Detailed neurological exam should include global CNS assessment (including ability to move eyes or poke out tongue if no other apparent motor responses: locked in syndrome, severe myoneuropathy), and search for focal signs (pupils, tone, movement, reflexes). Nerve stimulator should be used to assess residual paralysis.
• Biochemical investigations for severity of electrolyte imbalance, creatine kinase, renal and hepatic dysfunction (including ammonia), and to exclude treatable endocrine disorders (including T4/TSH).
• Consider use of specific reversal agents (eg. naloxone and flumazenil [may need multiple ampoules]).
• May require other specific investigations (but put into context, and not done as a routine).
Such investigations include CT scan of head, MRI, EEG, EMG and lumbar puncture.
Discussion
List the potential causes of delayed awakening? There could be thousands.

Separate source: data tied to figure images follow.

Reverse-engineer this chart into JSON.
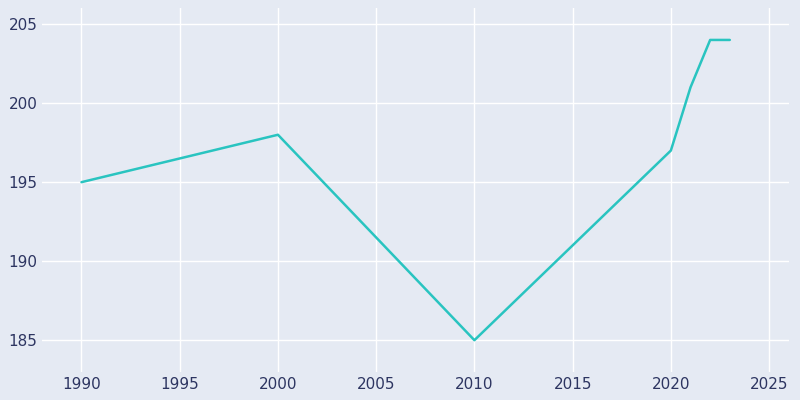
{
  "years": [
    1990,
    2000,
    2010,
    2020,
    2021,
    2022,
    2023
  ],
  "population": [
    195,
    198,
    185,
    197,
    201,
    204,
    204
  ],
  "line_color": "#29c4c0",
  "background_color": "#e5eaf3",
  "grid_color": "#ffffff",
  "text_color": "#2d3561",
  "xlim": [
    1988,
    2026
  ],
  "ylim": [
    183,
    206
  ],
  "xticks": [
    1990,
    1995,
    2000,
    2005,
    2010,
    2015,
    2020,
    2025
  ],
  "yticks": [
    185,
    190,
    195,
    200,
    205
  ],
  "linewidth": 1.8,
  "figsize": [
    8.0,
    4.0
  ],
  "dpi": 100
}
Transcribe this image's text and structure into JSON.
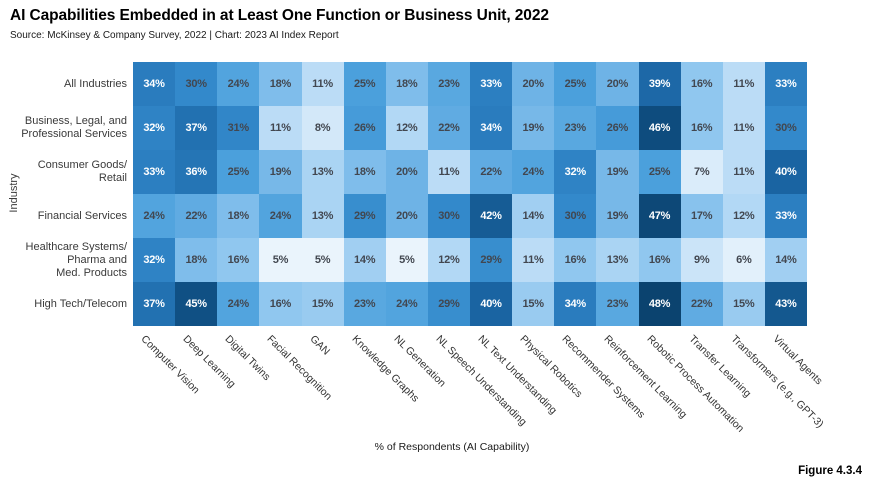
{
  "header": {
    "title": "AI Capabilities Embedded in at Least One Function or Business Unit, 2022",
    "source": "Source: McKinsey & Company Survey, 2022 | Chart: 2023 AI Index Report"
  },
  "figure_label": "Figure 4.3.4",
  "chart_data": {
    "type": "heatmap",
    "title": "AI Capabilities Embedded in at Least One Function or Business Unit, 2022",
    "xlabel": "% of Respondents (AI Capability)",
    "ylabel": "Industry",
    "unit": "%",
    "value_suffix": "%",
    "columns": [
      "Computer Vision",
      "Deep Learning",
      "Digital Twins",
      "Facial Recognition",
      "GAN",
      "Knowledge Graphs",
      "NL Generation",
      "NL Speech Understanding",
      "NL Text Understanding",
      "Physical Robotics",
      "Recommender Systems",
      "Reinforcement Learning",
      "Robotic Process Automation",
      "Transfer Learning",
      "Transformers (e.g., GPT-3)",
      "Virtual Agents"
    ],
    "rows": [
      "All Industries",
      "Business, Legal, and\nProfessional Services",
      "Consumer Goods/\nRetail",
      "Financial Services",
      "Healthcare Systems/\nPharma and\nMed. Products",
      "High Tech/Telecom"
    ],
    "values": [
      [
        34,
        30,
        24,
        18,
        11,
        25,
        18,
        23,
        33,
        20,
        25,
        20,
        39,
        16,
        11,
        33
      ],
      [
        32,
        37,
        31,
        11,
        8,
        26,
        12,
        22,
        34,
        19,
        23,
        26,
        46,
        16,
        11,
        30
      ],
      [
        33,
        36,
        25,
        19,
        13,
        18,
        20,
        11,
        22,
        24,
        32,
        19,
        25,
        7,
        11,
        40
      ],
      [
        24,
        22,
        18,
        24,
        13,
        29,
        20,
        30,
        42,
        14,
        30,
        19,
        47,
        17,
        12,
        33
      ],
      [
        32,
        18,
        16,
        5,
        5,
        14,
        5,
        12,
        29,
        11,
        16,
        13,
        16,
        9,
        6,
        14
      ],
      [
        37,
        45,
        24,
        16,
        15,
        23,
        24,
        29,
        40,
        15,
        34,
        23,
        48,
        22,
        15,
        43
      ]
    ],
    "value_range": [
      5,
      48
    ],
    "color_anchors": [
      [
        5,
        "#EAF4FC"
      ],
      [
        11,
        "#BBDCF6"
      ],
      [
        16,
        "#90C7EF"
      ],
      [
        20,
        "#6EB3E6"
      ],
      [
        25,
        "#4BA0DC"
      ],
      [
        30,
        "#3389CB"
      ],
      [
        34,
        "#2A7CBE"
      ],
      [
        37,
        "#2271B1"
      ],
      [
        40,
        "#1A64A2"
      ],
      [
        43,
        "#14588F"
      ],
      [
        46,
        "#0E4C7E"
      ],
      [
        48,
        "#0B436F"
      ]
    ],
    "label_white_threshold": 32,
    "dark_text_color": "#424750",
    "light_text_color": "#FFFFFF",
    "legend": "none",
    "grid": false
  }
}
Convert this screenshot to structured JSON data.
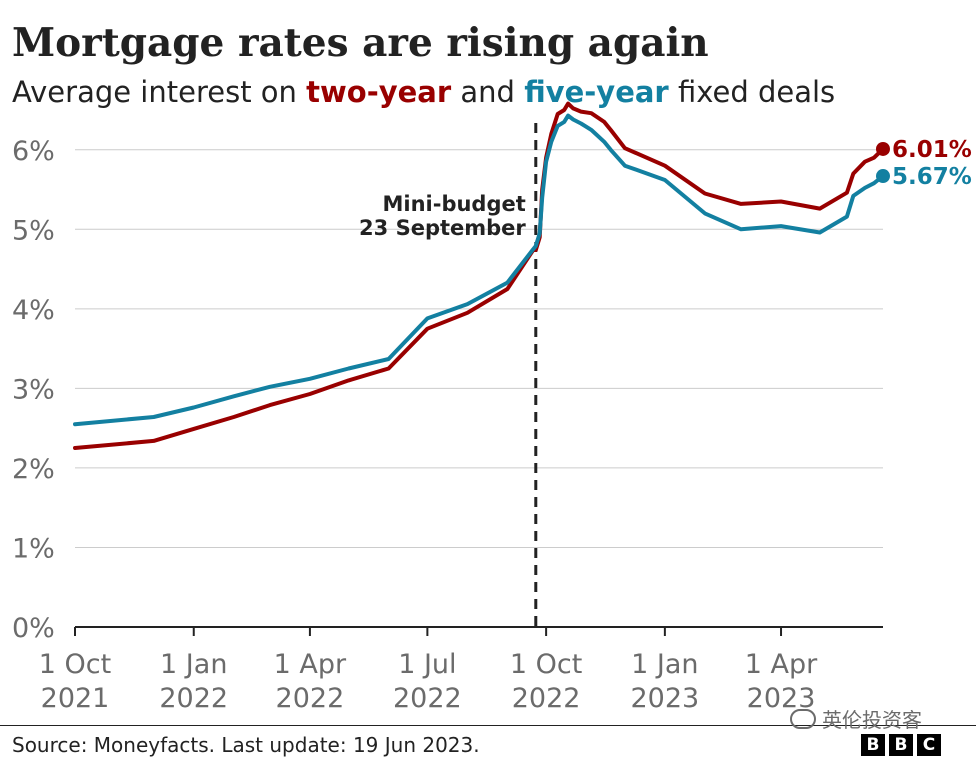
{
  "header": {
    "title": "Mortgage rates are rising again",
    "subtitle_prefix": "Average interest on ",
    "subtitle_two": "two-year",
    "subtitle_mid": " and ",
    "subtitle_five": "five-year",
    "subtitle_suffix": " fixed deals"
  },
  "footer": {
    "source": "Source: Moneyfacts. Last update: 19 Jun 2023.",
    "watermark": "英伦投资客",
    "logo_letters": [
      "B",
      "B",
      "C"
    ]
  },
  "colors": {
    "two_year": "#990000",
    "five_year": "#1380a1",
    "grid": "#cccccc",
    "axis": "#222222",
    "tick_text": "#6b6b6b"
  },
  "chart_data": {
    "type": "line",
    "title": "Mortgage rates are rising again",
    "subtitle": "Average interest on two-year and five-year fixed deals",
    "xlabel": "",
    "ylabel": "",
    "xlim": [
      "2021-10-01",
      "2023-06-19"
    ],
    "ylim": [
      0,
      6.5
    ],
    "yticks": [
      0,
      1,
      2,
      3,
      4,
      5,
      6
    ],
    "ytick_labels": [
      "0%",
      "1%",
      "2%",
      "3%",
      "4%",
      "5%",
      "6%"
    ],
    "xticks": [
      {
        "date": "2021-10-01",
        "label": [
          "1 Oct",
          "2021"
        ]
      },
      {
        "date": "2022-01-01",
        "label": [
          "1 Jan",
          "2022"
        ]
      },
      {
        "date": "2022-04-01",
        "label": [
          "1 Apr",
          "2022"
        ]
      },
      {
        "date": "2022-07-01",
        "label": [
          "1 Jul",
          "2022"
        ]
      },
      {
        "date": "2022-10-01",
        "label": [
          "1 Oct",
          "2022"
        ]
      },
      {
        "date": "2023-01-01",
        "label": [
          "1 Jan",
          "2023"
        ]
      },
      {
        "date": "2023-04-01",
        "label": [
          "1 Apr",
          "2023"
        ]
      }
    ],
    "grid": true,
    "legend": "none",
    "annotation": {
      "date": "2022-09-23",
      "text": [
        "Mini-budget",
        "23 September"
      ]
    },
    "series": [
      {
        "name": "two-year",
        "end_label": "6.01%",
        "points": [
          [
            "2021-10-01",
            2.25
          ],
          [
            "2021-12-01",
            2.34
          ],
          [
            "2022-01-01",
            2.49
          ],
          [
            "2022-02-01",
            2.64
          ],
          [
            "2022-03-01",
            2.79
          ],
          [
            "2022-04-01",
            2.93
          ],
          [
            "2022-05-01",
            3.1
          ],
          [
            "2022-06-01",
            3.25
          ],
          [
            "2022-07-01",
            3.75
          ],
          [
            "2022-08-01",
            3.95
          ],
          [
            "2022-09-01",
            4.25
          ],
          [
            "2022-09-21",
            4.74
          ],
          [
            "2022-09-23",
            4.74
          ],
          [
            "2022-09-26",
            4.9
          ],
          [
            "2022-09-28",
            5.5
          ],
          [
            "2022-10-01",
            5.9
          ],
          [
            "2022-10-05",
            6.2
          ],
          [
            "2022-10-10",
            6.45
          ],
          [
            "2022-10-15",
            6.5
          ],
          [
            "2022-10-18",
            6.58
          ],
          [
            "2022-10-22",
            6.52
          ],
          [
            "2022-10-28",
            6.48
          ],
          [
            "2022-11-05",
            6.46
          ],
          [
            "2022-11-15",
            6.35
          ],
          [
            "2022-11-20",
            6.25
          ],
          [
            "2022-12-01",
            6.02
          ],
          [
            "2023-01-01",
            5.8
          ],
          [
            "2023-02-01",
            5.45
          ],
          [
            "2023-03-01",
            5.32
          ],
          [
            "2023-04-01",
            5.35
          ],
          [
            "2023-05-01",
            5.26
          ],
          [
            "2023-05-22",
            5.46
          ],
          [
            "2023-05-27",
            5.7
          ],
          [
            "2023-06-05",
            5.85
          ],
          [
            "2023-06-12",
            5.9
          ],
          [
            "2023-06-19",
            6.01
          ]
        ]
      },
      {
        "name": "five-year",
        "end_label": "5.67%",
        "points": [
          [
            "2021-10-01",
            2.55
          ],
          [
            "2021-12-01",
            2.64
          ],
          [
            "2022-01-01",
            2.76
          ],
          [
            "2022-02-01",
            2.9
          ],
          [
            "2022-03-01",
            3.02
          ],
          [
            "2022-04-01",
            3.12
          ],
          [
            "2022-05-01",
            3.25
          ],
          [
            "2022-06-01",
            3.37
          ],
          [
            "2022-07-01",
            3.88
          ],
          [
            "2022-08-01",
            4.06
          ],
          [
            "2022-09-01",
            4.33
          ],
          [
            "2022-09-21",
            4.75
          ],
          [
            "2022-09-23",
            4.79
          ],
          [
            "2022-09-26",
            4.95
          ],
          [
            "2022-09-28",
            5.4
          ],
          [
            "2022-10-01",
            5.85
          ],
          [
            "2022-10-05",
            6.1
          ],
          [
            "2022-10-10",
            6.3
          ],
          [
            "2022-10-15",
            6.35
          ],
          [
            "2022-10-18",
            6.43
          ],
          [
            "2022-10-22",
            6.38
          ],
          [
            "2022-10-28",
            6.33
          ],
          [
            "2022-11-05",
            6.25
          ],
          [
            "2022-11-15",
            6.1
          ],
          [
            "2022-11-20",
            6.0
          ],
          [
            "2022-12-01",
            5.8
          ],
          [
            "2023-01-01",
            5.62
          ],
          [
            "2023-02-01",
            5.2
          ],
          [
            "2023-03-01",
            5.0
          ],
          [
            "2023-04-01",
            5.04
          ],
          [
            "2023-05-01",
            4.96
          ],
          [
            "2023-05-22",
            5.16
          ],
          [
            "2023-05-27",
            5.42
          ],
          [
            "2023-06-05",
            5.52
          ],
          [
            "2023-06-12",
            5.58
          ],
          [
            "2023-06-19",
            5.67
          ]
        ]
      }
    ]
  }
}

A tabulated answer is called for.
| Classification | Aetiology | Investigations |
| Vascular causes | Hypotension, cerebral hypoxia | Routine monitoring of BP and SaO2 |
| Vasospasm post SAH | CTA, DSA | |
| Stroke | MRI | |
| Intracranial haemorrhage | CT | |
| Infectious causes | Meningitis | LP |
| Encephalitis | LP, MRI | |
| Septic encephalopathy | Diagnosis of exclusion | |
| Neoplastic causes | CNS malignancy | Contrast CT |
| Cerebral oedema | CT | |
| Drug-related causes | Sedative drugs | Drug levels, drug history |
| Impaired clearance of sedative drugs | Renal and hepatic function testing | |
| Intrinisic neurological causes | Status epilepticus | EEG |
| Cerebral oedema (of whatever aetiology) | CT | |
| Autoimmune causes | CNS vasculitis | Vasculitic screen, LP, CTA, MRA |
| Traumatic causes | Intracranial injury (eg. contusion) | CT |
| Concussion | Diagnosis of exclusion | |
| Endocrine/metabolic causes | Electrolyte derangement, eg. hyponatremia | EUC / CMP |
| Hypothyroidism | TFTs | |
| Uremic encephalopathy | Renal function tests | |
| Hypoglycaemia | BSL | |
| Hypoadrenalism | Random cortisol | |
| Hepatic encephalopathy | LFTs, ammonia level |
Thus, investigations should consist of:
- Biochemistry:
- BSL, EUC, CMP, LFT, TFT and random cortisol
- Samples:
- Blood cultures
- CSF analysis
- Imaging:
- CT brain pre and post-contrast
- CTA
- MRI / MRA
- Functional studies:
- EEG
- Routine monitoring obs of BP and SaO2
Management would obviously be directed at the possible causes.